Is it there a nice way of visualising $\pi_3(\mathbb{S}^2)$?

Question

I was wandering if there is a nice geometric way of visualising $\pi_3(\mathbb{S}^2)$. Thanks in advance.

Answer 1

Let me make a stab at amplifying @NicolasHemelsoet's answer, using a bunch of unsubstantiated but plausible claims:

Suppose $f : S^3 \to S^2$ is a continuous map. Replace $f$ by a new map (which I'll still call $f$) that's actually smooth, but is homotopic to the original.

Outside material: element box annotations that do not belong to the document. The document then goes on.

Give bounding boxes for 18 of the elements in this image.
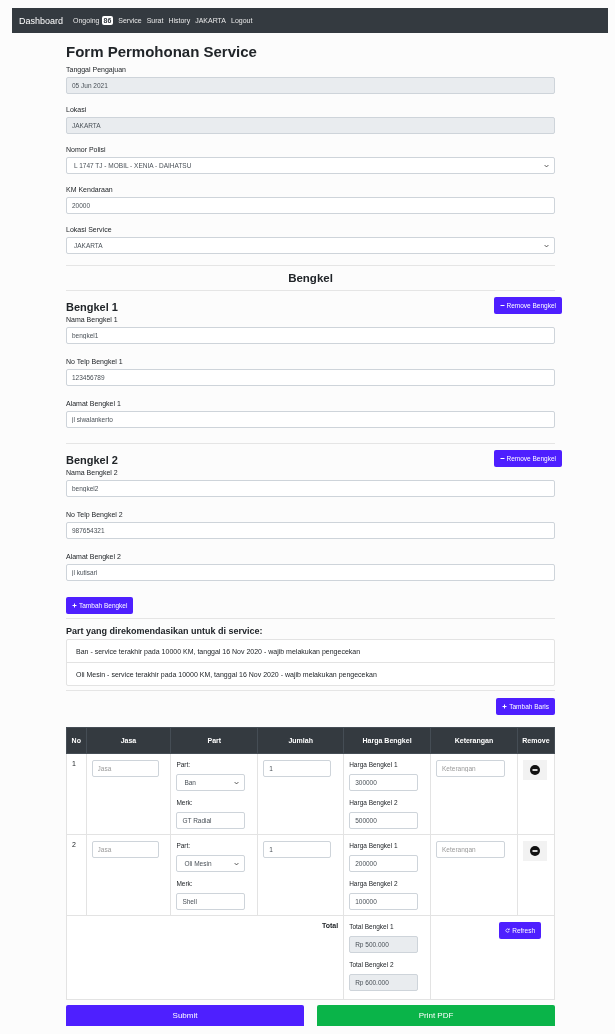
bengkel-heading: Bengkel 1 [66,300,118,314]
plus-icon [72,603,77,608]
chevron-down-icon [544,243,549,248]
section-heading: Bengkel [287,271,334,286]
bengkel-heading: Bengkel 2 [66,453,118,467]
chevron-down-icon [234,780,240,785]
page-title: Form Permohonan Service [66,43,258,61]
refresh-icon [505,928,511,933]
minus-circle-icon [529,765,540,775]
action-button[interactable]: Submit [66,1005,304,1026]
recommendation-heading: Part yang direkomendasikan untuk di service: [66,626,264,636]
brand-link[interactable]: Dashboard [19,15,64,26]
chevron-down-icon [544,163,549,168]
remove-row-button[interactable] [522,841,547,861]
remove-row-button[interactable] [522,760,547,780]
minus-circle-icon [529,846,540,856]
plus-icon [502,704,508,709]
chevron-down-icon [234,861,240,866]
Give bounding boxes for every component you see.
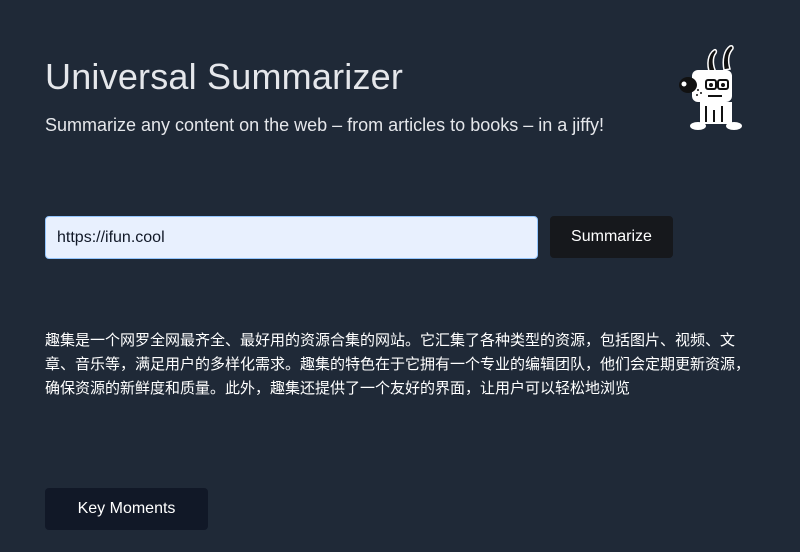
page-title: Universal Summarizer	[45, 56, 404, 97]
dog-mascot-icon	[679, 45, 742, 130]
url-input[interactable]	[45, 216, 538, 259]
page-subtitle: Summarize any content on the web – from …	[45, 115, 604, 135]
key-moments-button[interactable]: Key Moments	[45, 488, 208, 530]
summarize-button[interactable]: Summarize	[550, 216, 673, 258]
summary-text: 趣集是一个网罗全网最齐全、最好用的资源合集的网站。它汇集了各种类型的资源，包括图…	[45, 331, 751, 397]
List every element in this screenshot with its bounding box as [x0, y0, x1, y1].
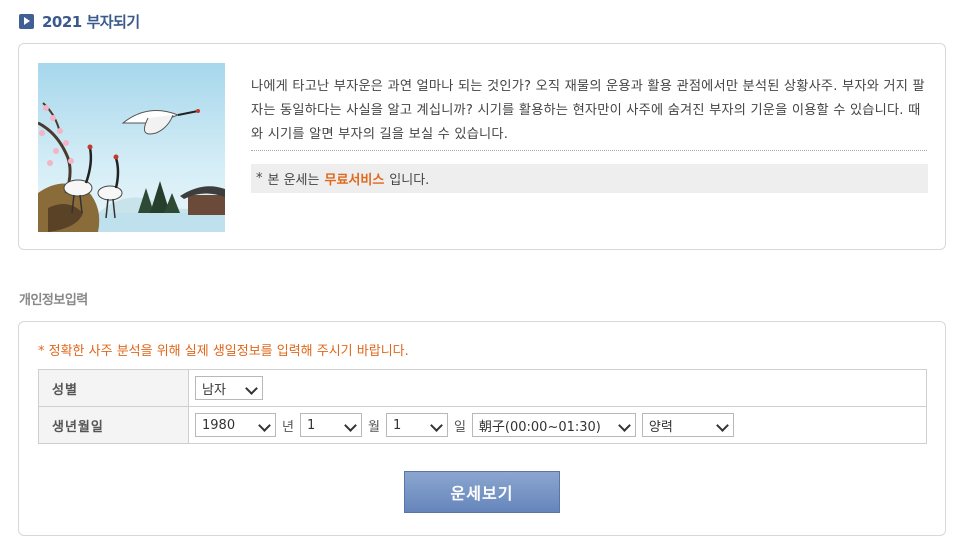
- day-value: 1: [392, 417, 402, 433]
- chevron-down-icon: [618, 419, 631, 432]
- intro-box: 나에게 타고난 부자운은 과연 얼마나 되는 것인가? 오직 재물의 운용과 활…: [18, 43, 946, 250]
- page-title: 2021 부자되기: [42, 13, 140, 31]
- gender-label: 성별: [38, 369, 189, 407]
- calendar-type-select[interactable]: 양력: [641, 413, 734, 437]
- month-value: 1: [306, 417, 316, 433]
- year-value: 1980: [202, 417, 236, 433]
- chevron-down-icon: [430, 419, 443, 432]
- chevron-down-icon: [716, 419, 729, 432]
- gender-select[interactable]: 남자: [195, 376, 263, 400]
- birthdate-field-cell: 1980 년 1 월 1 일 朝子(00:00~01:30) 양력: [188, 406, 927, 444]
- free-service-notice: * 본 운세는 무료서비스 입니다.: [251, 164, 928, 193]
- free-prefix: 본 운세는: [267, 173, 320, 188]
- section-title: 개인정보입력: [19, 293, 88, 308]
- month-select[interactable]: 1: [299, 413, 362, 437]
- birthdate-label: 생년월일: [38, 406, 189, 444]
- crane-illustration: [38, 63, 225, 232]
- day-unit: 일: [453, 419, 466, 435]
- hour-value: 朝子(00:00~01:30): [478, 419, 601, 435]
- free-suffix: 입니다.: [389, 173, 430, 188]
- day-select[interactable]: 1: [385, 413, 448, 437]
- chevron-down-icon: [245, 382, 258, 395]
- dotted-divider: [251, 150, 927, 151]
- form-box: * 정확한 사주 분석을 위해 실제 생일정보를 입력해 주시기 바랍니다. 성…: [18, 321, 946, 536]
- fortune-submit-button[interactable]: 운세보기: [404, 471, 560, 513]
- year-unit: 년: [282, 419, 294, 435]
- year-select[interactable]: 1980: [195, 413, 276, 437]
- chevron-down-icon: [344, 419, 357, 432]
- page-header: 2021 부자되기: [19, 11, 140, 32]
- calendar-value: 양력: [648, 419, 673, 435]
- play-icon: [19, 14, 34, 29]
- hour-select[interactable]: 朝子(00:00~01:30): [471, 413, 636, 437]
- crane-image: [38, 63, 225, 232]
- form-notice: * 정확한 사주 분석을 위해 실제 생일정보를 입력해 주시기 바랍니다.: [38, 344, 409, 359]
- free-highlight: 무료서비스: [324, 173, 385, 188]
- gender-field-cell: 남자: [188, 369, 927, 407]
- birth-info-table: 성별 남자 생년월일 1980 년 1 월 1 일 朝子(00:00~01:30…: [38, 369, 927, 444]
- gender-value: 남자: [202, 382, 226, 398]
- birthdate-row: 생년월일 1980 년 1 월 1 일 朝子(00:00~01:30) 양력: [38, 406, 927, 444]
- intro-text: 나에게 타고난 부자운은 과연 얼마나 되는 것인가? 오직 재물의 운용과 활…: [251, 79, 925, 142]
- month-unit: 월: [367, 419, 380, 435]
- asterisk-icon: *: [256, 171, 263, 186]
- chevron-down-icon: [258, 419, 271, 432]
- gender-row: 성별 남자: [38, 369, 927, 407]
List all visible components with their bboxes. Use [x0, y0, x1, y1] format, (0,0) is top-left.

Most points of $S^2$ will be "nice" (by Sard's Theorem), so that for any two such nice points $p$ and $q$ in the 2-sphere, their preimages are both 1-manifolds. To keep things simple, let's assume that they're actually connected 1-manifolds, hence are closed curves in the 3-sphere.

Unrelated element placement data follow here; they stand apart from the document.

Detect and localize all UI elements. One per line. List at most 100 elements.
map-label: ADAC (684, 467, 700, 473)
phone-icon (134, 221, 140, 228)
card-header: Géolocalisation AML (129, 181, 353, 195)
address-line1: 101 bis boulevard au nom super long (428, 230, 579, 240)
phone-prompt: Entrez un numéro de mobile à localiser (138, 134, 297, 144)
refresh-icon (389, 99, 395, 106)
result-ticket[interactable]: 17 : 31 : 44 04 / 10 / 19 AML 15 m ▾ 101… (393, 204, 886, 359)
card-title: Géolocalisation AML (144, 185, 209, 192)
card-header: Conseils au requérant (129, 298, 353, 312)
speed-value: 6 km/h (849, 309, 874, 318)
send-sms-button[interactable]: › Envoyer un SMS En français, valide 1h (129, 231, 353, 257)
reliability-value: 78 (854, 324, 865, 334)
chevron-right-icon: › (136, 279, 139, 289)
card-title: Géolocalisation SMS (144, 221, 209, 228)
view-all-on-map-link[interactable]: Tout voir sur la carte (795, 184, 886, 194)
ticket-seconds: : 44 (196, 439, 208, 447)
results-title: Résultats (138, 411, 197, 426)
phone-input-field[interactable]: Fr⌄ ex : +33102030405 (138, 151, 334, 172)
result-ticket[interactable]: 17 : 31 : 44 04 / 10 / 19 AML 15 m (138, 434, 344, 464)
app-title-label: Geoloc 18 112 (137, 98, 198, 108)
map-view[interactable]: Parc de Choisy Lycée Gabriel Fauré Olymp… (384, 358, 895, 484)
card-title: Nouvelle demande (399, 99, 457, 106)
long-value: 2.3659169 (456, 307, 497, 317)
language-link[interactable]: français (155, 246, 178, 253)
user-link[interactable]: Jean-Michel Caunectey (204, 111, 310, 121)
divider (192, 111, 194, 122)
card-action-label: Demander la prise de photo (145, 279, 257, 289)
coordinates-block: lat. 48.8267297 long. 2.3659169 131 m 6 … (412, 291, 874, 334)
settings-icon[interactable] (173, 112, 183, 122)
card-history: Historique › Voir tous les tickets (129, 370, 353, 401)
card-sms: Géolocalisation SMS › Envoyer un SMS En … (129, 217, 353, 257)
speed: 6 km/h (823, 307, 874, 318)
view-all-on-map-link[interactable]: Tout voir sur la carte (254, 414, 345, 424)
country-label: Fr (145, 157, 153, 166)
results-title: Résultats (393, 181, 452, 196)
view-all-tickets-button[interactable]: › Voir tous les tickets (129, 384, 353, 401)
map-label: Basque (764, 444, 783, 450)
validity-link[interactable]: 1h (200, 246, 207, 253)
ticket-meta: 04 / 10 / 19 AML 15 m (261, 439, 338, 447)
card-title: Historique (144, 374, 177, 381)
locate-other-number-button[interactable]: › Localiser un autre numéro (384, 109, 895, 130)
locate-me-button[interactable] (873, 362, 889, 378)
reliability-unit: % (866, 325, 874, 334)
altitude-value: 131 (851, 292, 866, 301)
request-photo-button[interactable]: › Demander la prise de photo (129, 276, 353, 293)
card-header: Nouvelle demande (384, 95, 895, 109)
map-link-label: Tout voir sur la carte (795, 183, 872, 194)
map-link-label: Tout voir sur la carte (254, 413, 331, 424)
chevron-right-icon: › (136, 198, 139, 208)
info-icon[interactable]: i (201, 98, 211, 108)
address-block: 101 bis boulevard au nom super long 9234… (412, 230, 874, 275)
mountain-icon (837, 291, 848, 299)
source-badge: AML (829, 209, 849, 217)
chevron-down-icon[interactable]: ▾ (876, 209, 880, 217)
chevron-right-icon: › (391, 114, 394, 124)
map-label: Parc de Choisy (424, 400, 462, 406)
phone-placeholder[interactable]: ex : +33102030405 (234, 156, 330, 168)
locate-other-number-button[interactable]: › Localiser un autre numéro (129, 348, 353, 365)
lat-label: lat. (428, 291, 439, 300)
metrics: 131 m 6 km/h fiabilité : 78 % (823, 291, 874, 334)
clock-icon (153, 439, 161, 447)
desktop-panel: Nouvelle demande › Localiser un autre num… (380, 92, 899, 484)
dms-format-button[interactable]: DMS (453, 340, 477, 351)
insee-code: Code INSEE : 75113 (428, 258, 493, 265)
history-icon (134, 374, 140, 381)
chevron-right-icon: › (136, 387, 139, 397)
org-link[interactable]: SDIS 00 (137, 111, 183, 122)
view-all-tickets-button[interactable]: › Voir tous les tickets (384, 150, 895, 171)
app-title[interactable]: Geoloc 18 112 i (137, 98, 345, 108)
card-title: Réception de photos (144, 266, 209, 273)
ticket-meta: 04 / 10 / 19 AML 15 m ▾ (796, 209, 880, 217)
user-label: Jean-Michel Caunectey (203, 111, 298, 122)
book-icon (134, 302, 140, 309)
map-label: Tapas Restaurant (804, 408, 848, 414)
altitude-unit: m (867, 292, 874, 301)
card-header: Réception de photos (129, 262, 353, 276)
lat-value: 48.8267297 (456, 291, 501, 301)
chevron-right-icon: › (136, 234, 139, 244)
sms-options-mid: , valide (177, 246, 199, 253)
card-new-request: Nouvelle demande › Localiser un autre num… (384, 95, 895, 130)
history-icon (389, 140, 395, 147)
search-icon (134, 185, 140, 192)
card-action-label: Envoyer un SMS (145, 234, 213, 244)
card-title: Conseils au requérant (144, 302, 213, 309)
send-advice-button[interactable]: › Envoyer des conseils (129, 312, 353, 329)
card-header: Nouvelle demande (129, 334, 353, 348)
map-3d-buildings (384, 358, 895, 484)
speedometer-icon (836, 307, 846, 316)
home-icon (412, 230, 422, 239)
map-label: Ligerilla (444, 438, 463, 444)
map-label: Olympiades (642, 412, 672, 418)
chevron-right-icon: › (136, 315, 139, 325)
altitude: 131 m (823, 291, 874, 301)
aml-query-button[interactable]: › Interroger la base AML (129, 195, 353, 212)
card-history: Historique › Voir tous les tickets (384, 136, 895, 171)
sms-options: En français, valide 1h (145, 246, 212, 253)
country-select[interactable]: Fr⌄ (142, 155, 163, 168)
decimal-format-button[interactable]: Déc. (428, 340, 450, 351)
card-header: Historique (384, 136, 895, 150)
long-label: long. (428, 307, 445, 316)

The preimage $\gamma$ of $p$ can be oriented as follows: suppose $P$ is a point with $f(P) = p$. Then $df(P)$ maps the tangent $u$ to $\gamma$ at $P$ to the zero vector, but if you pick two vectors $v$ and $w$ that are perpendicular to $u$ and look at $df(P)[v]$ and $df(P)[w]$, you get a basis for the tangent space of $S^2$ at $p$. If it's an oriented basis, good. If not, swap $v$ and $w$. OK, so now you have two vectors, $v, w$ at $P \in S^3$, and their images, under $df(P)$, form an oriented basis for $S^2$. Extend these to $v, w, u$; this will either be an oriented basis for the tangent space to $S^3$ at $P$ or anti-oriented. If it's anti-oriented, reverse $u$. Now the vector $u$ gives you an orientation for the curve $\gamma$.

Whew!

So you've got two oriented curves in the 3-sphere, one for $P$, one for $Q$. You compute their linking number $s$. Amazingly enough, the value of $s$ is independent of the choice of $P$ and $Q$, and indeed, of $p$ and $q$ (as long as you stick to "nice" points). That linking number $s$ is an integer which tells you which element of $\pi_3(S^2)$ the function $f$ belongs to.

For the hopf map, the preimages of any two points are two linking circles, so its degree is $\pm 1$.

Answer 2

A generator is given by the Hopf fibration $p :S^3 \to S^2$.